***Il y a un an, on vantait le ressort européen face à la crise. On craignait l’inflation, pas vraiment la récession. Le 9 juillet 2008, les taux d’intérêt étaient relevés de 25 points de base. Mais les analystes de la zone se trompaient. Tout comme le reste du monde, l’Europe a chuté. Depuis quelque temps, des lueurs d’espoir se dessinent à l’horizon, au point que certains demandent aux gouvernements de revoir leurs mesures de relance à la baisse. L’Europe s’apprête-t-elle à faire repartir le moteur de la croissance mondiale?
Ce n’était certainement pas le cas il y a quelques semaines. Déjà sonnés par la chute de 6,8 % en taux annualisé de la production affichée dans les derniers mois de 2008, les Européens ont été véritablement assommés par l’effondrement de 9,1 % enregistré entre janvier et mars 2009. La plupart des autres grandes économies se sont également contractées au cours de ce trimestre, mais bien moins que l’Europe. La tendance allait manifestement dans la mauvaise direction, ce qui a conduit à revoir nettement à la baisse les perspectives de croissance paneuropéennes pour 2009.
Les voyants sont plus encourageants depuis quelque temps. En mai, la production industrielle a augmenté en Allemagne, en France et en Italie. Parallèlement, la balance commerciale de la zone euro est sortie plus nettement du rouge. Le secteur manufacturier allemand a enregistré un nombre étonnant de commandes, et la confiance des entreprises comme des investisseurs est en hausse, d’où des espoirs de reprise imminente.
Les signes portent à l’optimisme mais, dans tous les cas, il s’agit de hausses à partir de niveaux très bas. Autrement dit, la chute libre est peut-être terminée, mais on est encore loin de retrouver les niveaux d’activité d’avant. Entre-temps, l’Europe est aux prises avec des problèmes intérieurs de plus en plus graves. Le marché du travail régional continue de pâtir des fortes baisses de la production susmentionnées. Le taux de chômage de la zone est passé de 7,4 % en juin 2008 à 9,5 % en mai 2009, et les chiffres devraient encore se détériorer d’ici la fin de l’année. Normalement, pareilles statistiques de l’emploi suscitent des craintes à court terme. En effet, la nette augmentation du chômage entraîne forcément une hausse du nombre des manquements dans le système bancaire, manquements visant des crédits actuellement considérés comme solides.

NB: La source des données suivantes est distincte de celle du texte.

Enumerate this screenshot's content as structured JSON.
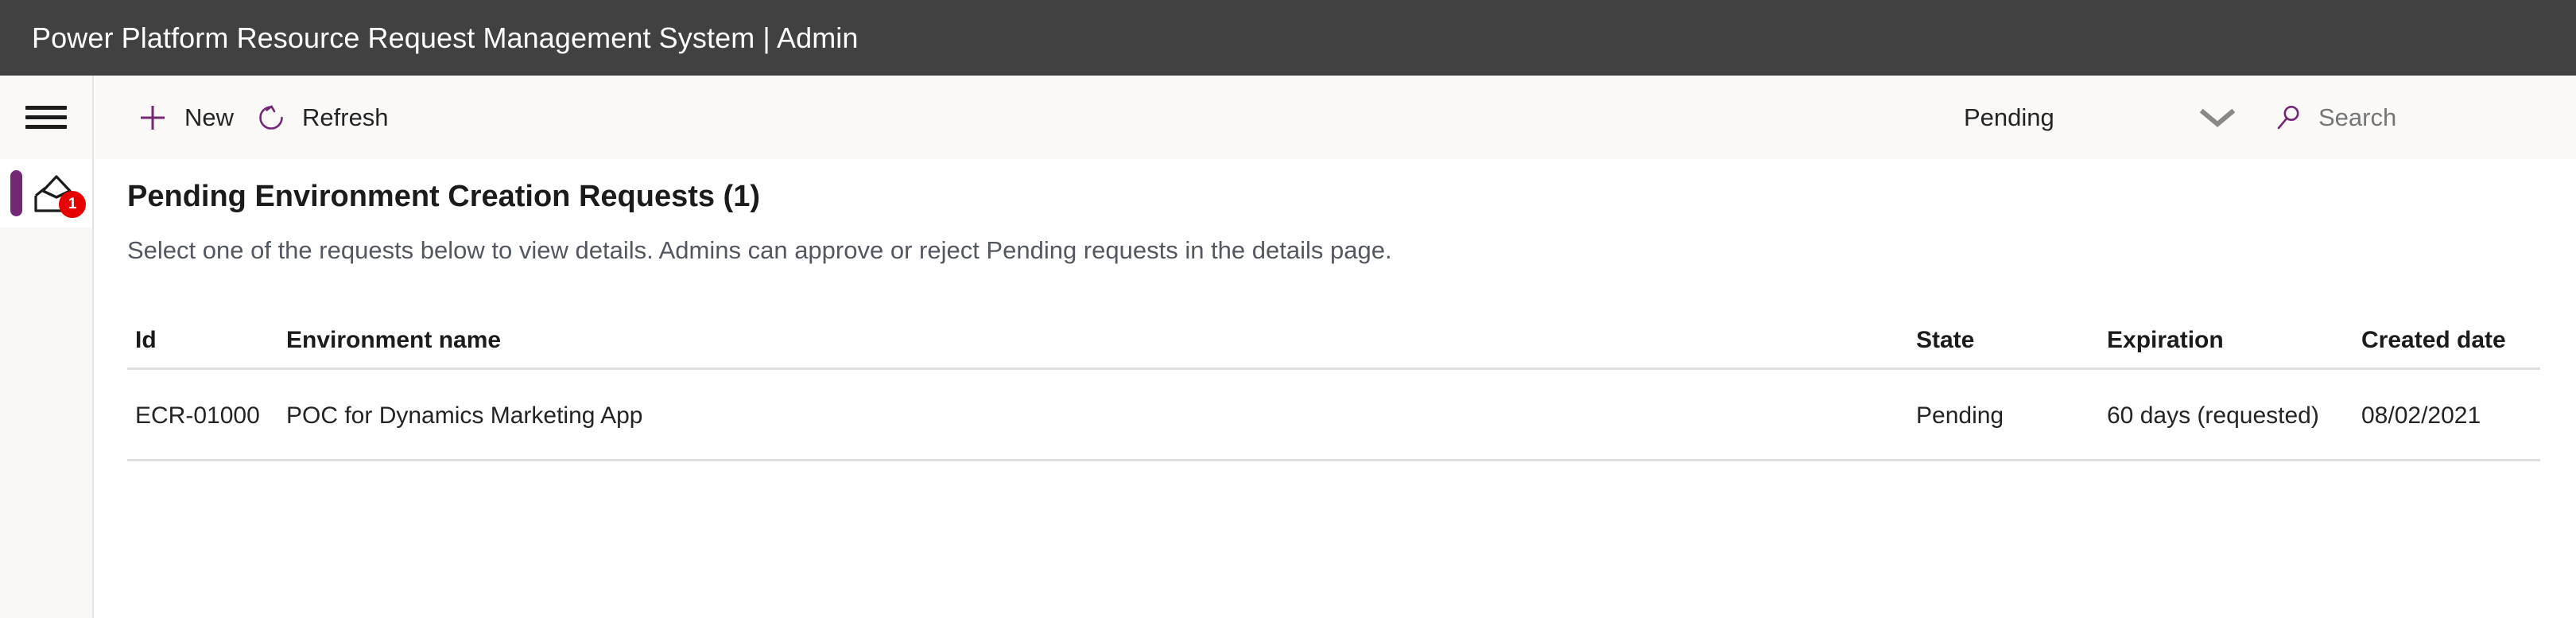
{
  "titlebar": {
    "title": "Power Platform Resource Request Management System | Admin",
    "background": "#414141",
    "text_color": "#ffffff"
  },
  "theme": {
    "accent": "#742774",
    "badge": "#e60000",
    "command_bar_bg": "#faf9f8",
    "divider": "#e1dfdd"
  },
  "rail": {
    "menu_icon": "hamburger-menu-icon",
    "items": [
      {
        "icon": "inbox-tray-icon",
        "badge_count": "1",
        "active": true
      }
    ]
  },
  "commandbar": {
    "new_label": "New",
    "new_icon": "plus-icon",
    "refresh_label": "Refresh",
    "refresh_icon": "refresh-circular-arrow-icon",
    "filter_value": "Pending",
    "filter_chevron_icon": "chevron-down-icon",
    "search_icon": "search-magnifier-icon",
    "search_value": "",
    "search_placeholder": "Search"
  },
  "main": {
    "heading": "Pending Environment Creation Requests (1)",
    "subtitle": "Select one of the requests below to view details. Admins can approve or reject Pending requests in the details page."
  },
  "table": {
    "columns": [
      {
        "key": "id",
        "label": "Id"
      },
      {
        "key": "environment_name",
        "label": "Environment name"
      },
      {
        "key": "state",
        "label": "State"
      },
      {
        "key": "expiration",
        "label": "Expiration"
      },
      {
        "key": "created_date",
        "label": "Created date"
      }
    ],
    "rows": [
      {
        "id": "ECR-01000",
        "environment_name": "POC for Dynamics Marketing App",
        "state": "Pending",
        "expiration": "60 days (requested)",
        "created_date": "08/02/2021"
      }
    ]
  }
}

Le système bancaire de l’Europe occidentale peut-il faire face à une vague de défauts de paiement? Difficile à dire à l’heure actuelle. Des tests de résistance sont en cours, mais ils semblent bien moins poussés et bien moins transparents que ceux réalisés aux É.-U. En outre, les banques européennes présentent des problèmes structurels plus profonds. Quand la récession est arrivée, le ratio des prêts à l’actif de plusieurs grandes institutions financières était très élevé. De plus, le FMI a exprimé son inquiétude de les voir conserver autant d’actifs toxiques. Sans oublier que les banques européennes sont plus exposées aux économies d’Europe centrale et orientale, qui souffrent beaucoup, globalement, dans la conjoncture actuelle. Enfin, nombre de sociétés financières européennes sont importantes en part du PIB de leur propre pays, ce qui fait qu’un éventuel renflouement se révélerait très onéreux.
Les gouvernements vont-ils prendre de nouvelles mesures? Comme la plupart des autres États, ceux de l’Europe ont annoncé des plans de relance massifs. Malheureusement, ils le seront moins qu’ailleurs. Les baisses de taux d’intérêt ont été moindres et elles sont venues plus tard que dans d’autres grandes économies. Pour l’instant, les mesures financières sont nettement inférieures à la moyenne de l’OCDE, et l’efficacité globale de certains plans clés est contestable. Il ne fait aucun doute que les mesures de relance aideront, mais le doute plane sur leur à-propos.
Conclusion? Il a fallu du temps à l’Europe occidentale pour admettre la gravité de la récession mondiale, et elle doit toujours faire face à de réels problèmes économiques. Il est peu probable, pour l’instant, qu’elle devienne le moteur d’une reprise mondiale mais, en même temps, il n’y aura pas de grande reprise mondiale sans sa pleine participation.
Par Peter G. Hall, Vice-président et économiste en chef, Exportation et développement Canada
Le 15 juillet 2009
*Les vues exprimées dans ce propos sont celles de l‘auteur. Elles ne reflètent pas nécessairement le point de vue d´EDC.